Versicherungsschutz für Ansprüche nach § 64 S. 1 GmbHG bzw. § 92 Abs. 2 AktG?
Wenn Ansprüche nach § 64 S. 1 GmbHG bzw. § 92 Abs. 2 AktG geltend gemacht werden, hofft der Geschäftsführer bzw. Vorstand auf seine D&O-Versicherung. Diese ersetzt – einfach gesprochen – Vermögensschäden, die der Geschäftsführer bzw. Vorstand im Rahmen seiner organschaftlichen Tätigkeit für die Gesellschaft verursacht hat. Gerade für die Haftung des Geschäftsführers nach § 64 S. 1 GmbHG bzw. des Vorstands nach § 92 Abs. 2 AktG wuchs in den vergangenen Jahren allerdings die Unsicherheit, ob die D&O-Versicherung ersatzpflichtig ist. Es gab einige Urteile, die einer solchen Ersatzpflicht kritisch gegenüberstanden (beispielsweise OLG Düsseldorf, Urteil vom 20.07.2018, Az. 4 U 93/16). Begründet wurde dies häufig damit, dass die Versicherungsbedingungen nur die Einstandspflicht für „Schadensersatzansprüche“ vorsehen, der Anspruch nach § 64 S. 1 GmbHG aber ein „schadensunabhängiger Ersatzanspruch eigener Art“ zugunsten der Insolvenzgläubiger sei. Nun hat auch der BGH – im Ergebnis zugunsten der betroffenen Geschäftsführer und Vorstände – zum Versicherungsschutz der D&O-Versicherung bei Ansprüchen nach § 64 S. 1 GmbHG bzw. § 92 Abs. 2 AktG Stellung genommen.
Das Urteil des BGH vom 18.11.2020 (Az. IV ZR 217/19)

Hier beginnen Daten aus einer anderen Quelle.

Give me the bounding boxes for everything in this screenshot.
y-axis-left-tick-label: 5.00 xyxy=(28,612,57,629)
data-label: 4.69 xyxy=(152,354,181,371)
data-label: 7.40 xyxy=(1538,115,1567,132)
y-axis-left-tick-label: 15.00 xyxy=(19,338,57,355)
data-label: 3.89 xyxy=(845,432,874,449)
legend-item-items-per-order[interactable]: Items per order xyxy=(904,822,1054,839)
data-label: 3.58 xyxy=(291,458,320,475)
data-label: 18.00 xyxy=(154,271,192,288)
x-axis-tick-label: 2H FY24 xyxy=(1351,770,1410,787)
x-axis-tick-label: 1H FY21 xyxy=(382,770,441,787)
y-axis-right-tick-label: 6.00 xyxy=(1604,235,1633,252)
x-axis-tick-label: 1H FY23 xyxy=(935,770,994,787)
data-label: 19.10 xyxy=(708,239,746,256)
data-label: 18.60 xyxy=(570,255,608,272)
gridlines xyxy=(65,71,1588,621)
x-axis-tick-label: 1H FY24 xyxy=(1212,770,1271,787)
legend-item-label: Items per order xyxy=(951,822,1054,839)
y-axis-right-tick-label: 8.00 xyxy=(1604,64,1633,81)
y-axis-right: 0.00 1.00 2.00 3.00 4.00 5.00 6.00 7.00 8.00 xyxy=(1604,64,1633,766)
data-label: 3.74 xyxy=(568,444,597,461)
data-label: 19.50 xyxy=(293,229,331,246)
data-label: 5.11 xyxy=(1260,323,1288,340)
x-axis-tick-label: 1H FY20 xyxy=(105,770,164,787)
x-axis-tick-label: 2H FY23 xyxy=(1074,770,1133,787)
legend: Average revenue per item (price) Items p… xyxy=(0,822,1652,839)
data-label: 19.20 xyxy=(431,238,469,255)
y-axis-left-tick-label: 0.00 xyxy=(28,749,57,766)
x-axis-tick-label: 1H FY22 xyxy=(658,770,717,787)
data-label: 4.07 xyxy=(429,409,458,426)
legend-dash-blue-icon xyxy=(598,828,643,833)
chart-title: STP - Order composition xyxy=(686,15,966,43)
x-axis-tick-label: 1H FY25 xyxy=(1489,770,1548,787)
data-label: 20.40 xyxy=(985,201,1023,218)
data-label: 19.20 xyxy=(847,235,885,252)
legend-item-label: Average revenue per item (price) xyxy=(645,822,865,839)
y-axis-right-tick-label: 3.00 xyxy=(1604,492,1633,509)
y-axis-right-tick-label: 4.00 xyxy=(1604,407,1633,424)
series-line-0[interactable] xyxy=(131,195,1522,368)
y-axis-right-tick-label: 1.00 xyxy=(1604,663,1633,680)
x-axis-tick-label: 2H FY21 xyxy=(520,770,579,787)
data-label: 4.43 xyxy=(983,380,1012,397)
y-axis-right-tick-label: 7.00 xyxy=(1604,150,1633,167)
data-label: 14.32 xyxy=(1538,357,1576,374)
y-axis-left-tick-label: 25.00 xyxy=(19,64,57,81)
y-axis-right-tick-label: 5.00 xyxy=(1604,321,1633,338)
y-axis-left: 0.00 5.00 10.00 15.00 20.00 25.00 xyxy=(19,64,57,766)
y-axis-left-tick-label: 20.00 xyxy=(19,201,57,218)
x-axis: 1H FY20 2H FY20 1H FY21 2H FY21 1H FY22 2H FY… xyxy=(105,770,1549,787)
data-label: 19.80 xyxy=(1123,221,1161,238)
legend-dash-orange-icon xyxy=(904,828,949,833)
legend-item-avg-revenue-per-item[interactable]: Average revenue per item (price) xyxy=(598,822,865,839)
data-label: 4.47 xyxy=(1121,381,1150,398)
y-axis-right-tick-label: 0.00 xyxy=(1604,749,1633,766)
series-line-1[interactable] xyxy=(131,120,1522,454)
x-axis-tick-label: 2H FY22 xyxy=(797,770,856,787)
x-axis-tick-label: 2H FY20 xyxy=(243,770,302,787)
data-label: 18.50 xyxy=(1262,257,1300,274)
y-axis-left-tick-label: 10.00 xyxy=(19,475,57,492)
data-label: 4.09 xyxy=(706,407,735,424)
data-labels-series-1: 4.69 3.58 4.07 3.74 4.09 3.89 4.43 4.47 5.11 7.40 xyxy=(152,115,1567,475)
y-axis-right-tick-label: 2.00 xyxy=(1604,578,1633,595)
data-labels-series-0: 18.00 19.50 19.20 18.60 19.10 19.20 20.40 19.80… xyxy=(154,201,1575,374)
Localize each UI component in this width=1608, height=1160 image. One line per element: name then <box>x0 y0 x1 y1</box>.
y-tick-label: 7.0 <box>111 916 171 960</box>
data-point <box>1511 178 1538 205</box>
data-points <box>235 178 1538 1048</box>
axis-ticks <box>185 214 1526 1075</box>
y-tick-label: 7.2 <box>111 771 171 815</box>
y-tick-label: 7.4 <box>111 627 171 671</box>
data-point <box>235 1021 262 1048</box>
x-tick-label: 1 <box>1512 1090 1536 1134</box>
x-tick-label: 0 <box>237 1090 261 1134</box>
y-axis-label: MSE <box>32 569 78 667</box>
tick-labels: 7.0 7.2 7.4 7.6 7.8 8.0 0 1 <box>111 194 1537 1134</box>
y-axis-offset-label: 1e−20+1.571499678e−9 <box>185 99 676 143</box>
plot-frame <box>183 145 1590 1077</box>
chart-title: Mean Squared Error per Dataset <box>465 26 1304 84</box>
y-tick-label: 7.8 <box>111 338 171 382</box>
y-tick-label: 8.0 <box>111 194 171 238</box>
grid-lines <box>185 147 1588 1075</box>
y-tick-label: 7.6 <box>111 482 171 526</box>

Hintergrund des vom BGH entschiedenen Falles war ein Insolvenzsachverhalt. Der Geschäftsführer einer GmbH hatte trotz Insolvenzreife Zahlungen geleistet. Er wurde vom Insolvenzverwalter der GmbH auf Ersatz dieser Zahlungen nach § 64 S.1 GmbHG in Anspruch genommen. Zugunsten des Geschäftsführers war schon mehrere Jahre vor der Insolvenz eine Vermögensschaden-Haftpflichtversicherung für Unternehmensleiter von Gesellschaften mit beschränkter Haftung („D&O-Versicherung“) abgeschlossen worden. Der Geschäftsführer trat seine Ansprüche gegen die Versicherung an die GmbH ab. Infolgedessen stritten der Insolvenzverwalter der GmbH und die Versicherung darüber, ob die D&O-Versicherung für Ersatzansprüche nach § 64 S. 1 GmbHG einstandspflichtig ist. Zunächst unterlag der Insolvenzverwalter. In letzter Instanz entschied jedoch der BGH im Wege einer detaillierten Vertragsauslegung, dass auf Grundlage der „Allgemeinen Versicherungsbedingungen für die Vermögensschaden-Haftpflichtversicherung von Unternehmensleitern und Leitenden Angestellten“ (ULLA) Ansprüche der GmbH gegen den Geschäftsführer auf Ersatz von Zahlungen nach Eintritt der Insolvenzreife von der D&O-Versicherung zu ersetzen waren. Der BGH verwies den Fall im Ergebnis allerdings wegen einer unzureichenden Sachverhaltsermittlung an das Berufungsgericht zurück.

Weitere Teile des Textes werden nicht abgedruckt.